Why Shoot a Butler? by Georgette Heyer-- Historical Mystery

Barrister Frank Amberley tries a shortcut to his uncle's county house and becomes totally lost. He stops to ask a young lady for directions and noticing her distress, he looks carefully and finds a sports car with a corpse behind the wheel. Though the girl has a gun, she maintains her innocence. Frank heads off to the police station to report the murder but leaves the young woman out of it. The police are baffled by the crime and the Sargent, looking for a promotion, enlists Frank's help. Frank feels that the murder is only a small piece of the puzzles and tries to stay one step ahead of the police. As he encounters the young woman again in the most unlikely places, he wishes she would confide in him. Shirley Brown has no good reason to trust Frank. She wants to but she can't. She has a lot to worry about. Besides the murder, there's her brother's predilection for drink and a missing clue to uncover. Meanwhile Frank's cousin Felicity's friend Joan is supposed to be celebrating her engagement but her brother's newly inherited estate feels creepy and strange. Brother Basil feels is too and all eyes are on his valet, Collins, for it was the old family butler Dawson who was killed.

This plot is full of cliches and I thought I had it all figured out right away. Then, as a testament to Georgette Heyer's writing skills, I changed my mind and was dead certain I was wrong. There was no way I could put this book down. I stayed up too late and woke up early because I couldn't sleep without finishing it.
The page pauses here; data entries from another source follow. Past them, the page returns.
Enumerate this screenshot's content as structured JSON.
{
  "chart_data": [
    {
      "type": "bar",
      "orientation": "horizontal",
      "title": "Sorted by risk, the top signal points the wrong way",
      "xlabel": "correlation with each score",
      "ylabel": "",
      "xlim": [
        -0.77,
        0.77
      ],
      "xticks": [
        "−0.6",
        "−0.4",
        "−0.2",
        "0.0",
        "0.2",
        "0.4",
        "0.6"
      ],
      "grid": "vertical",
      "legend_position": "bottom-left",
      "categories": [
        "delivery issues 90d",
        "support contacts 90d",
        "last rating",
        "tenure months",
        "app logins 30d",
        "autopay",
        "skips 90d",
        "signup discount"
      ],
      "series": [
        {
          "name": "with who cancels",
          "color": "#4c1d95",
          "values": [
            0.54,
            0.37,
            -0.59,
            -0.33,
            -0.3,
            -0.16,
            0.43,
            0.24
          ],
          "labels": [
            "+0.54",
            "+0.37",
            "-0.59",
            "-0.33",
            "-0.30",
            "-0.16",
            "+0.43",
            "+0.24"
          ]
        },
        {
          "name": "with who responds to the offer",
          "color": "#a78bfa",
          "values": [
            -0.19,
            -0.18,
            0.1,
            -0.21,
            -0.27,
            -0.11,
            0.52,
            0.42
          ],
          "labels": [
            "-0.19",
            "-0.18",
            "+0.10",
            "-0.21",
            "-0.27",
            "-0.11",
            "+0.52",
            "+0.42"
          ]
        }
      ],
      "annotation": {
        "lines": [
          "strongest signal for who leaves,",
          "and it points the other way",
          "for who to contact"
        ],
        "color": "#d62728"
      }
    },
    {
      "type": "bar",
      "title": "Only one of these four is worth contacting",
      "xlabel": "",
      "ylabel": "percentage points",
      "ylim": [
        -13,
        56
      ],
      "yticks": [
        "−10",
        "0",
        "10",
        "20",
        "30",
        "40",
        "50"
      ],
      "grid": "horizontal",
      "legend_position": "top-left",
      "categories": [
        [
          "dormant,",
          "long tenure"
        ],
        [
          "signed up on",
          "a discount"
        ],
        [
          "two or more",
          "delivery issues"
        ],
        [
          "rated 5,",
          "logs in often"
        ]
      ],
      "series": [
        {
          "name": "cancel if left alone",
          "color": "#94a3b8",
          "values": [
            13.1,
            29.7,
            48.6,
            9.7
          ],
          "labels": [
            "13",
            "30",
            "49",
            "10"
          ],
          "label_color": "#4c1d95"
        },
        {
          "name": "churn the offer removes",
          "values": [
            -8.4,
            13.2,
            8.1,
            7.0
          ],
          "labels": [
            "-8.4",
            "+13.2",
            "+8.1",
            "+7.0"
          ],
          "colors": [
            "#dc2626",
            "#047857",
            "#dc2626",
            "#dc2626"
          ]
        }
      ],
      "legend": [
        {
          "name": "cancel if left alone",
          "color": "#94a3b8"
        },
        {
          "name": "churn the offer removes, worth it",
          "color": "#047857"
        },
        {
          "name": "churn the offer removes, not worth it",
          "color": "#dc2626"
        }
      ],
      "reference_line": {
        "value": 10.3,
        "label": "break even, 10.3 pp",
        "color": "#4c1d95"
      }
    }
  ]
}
The plot gets complicated at the end but in all is great fun. There's a light romance playing out subtly in the background. I suspected it was going to happen but it's not what you would call a traditional courtship!

The absolute best part of this book is the characters. Heyer once again created a memorable cast of characters. My favorite is Lady Matthews who seems as fluffy headed as her daughter but is quite perceptive. I have no idea how she knew what she knew. Frank is a complex character. He's a cool, logical barrister on the outside and inside he's apparently passionate. I didn't really like the way he continually teased and taunted Shirley and the police but the police deserved it. I don't know how many towns have such bumbling police forces but Georgette Heyer takes the cake in creating goofy characters. I enjoyed them all and they provide comic relief. I liked Shirley and felt bad for her. At first I wasn't sure what to make of her but as I got to know her, I liked her spirit. Collins is a sufficiently creepy valet and other characters kept me guessing.

This is Georgette Heyer's best mystery I have read so far.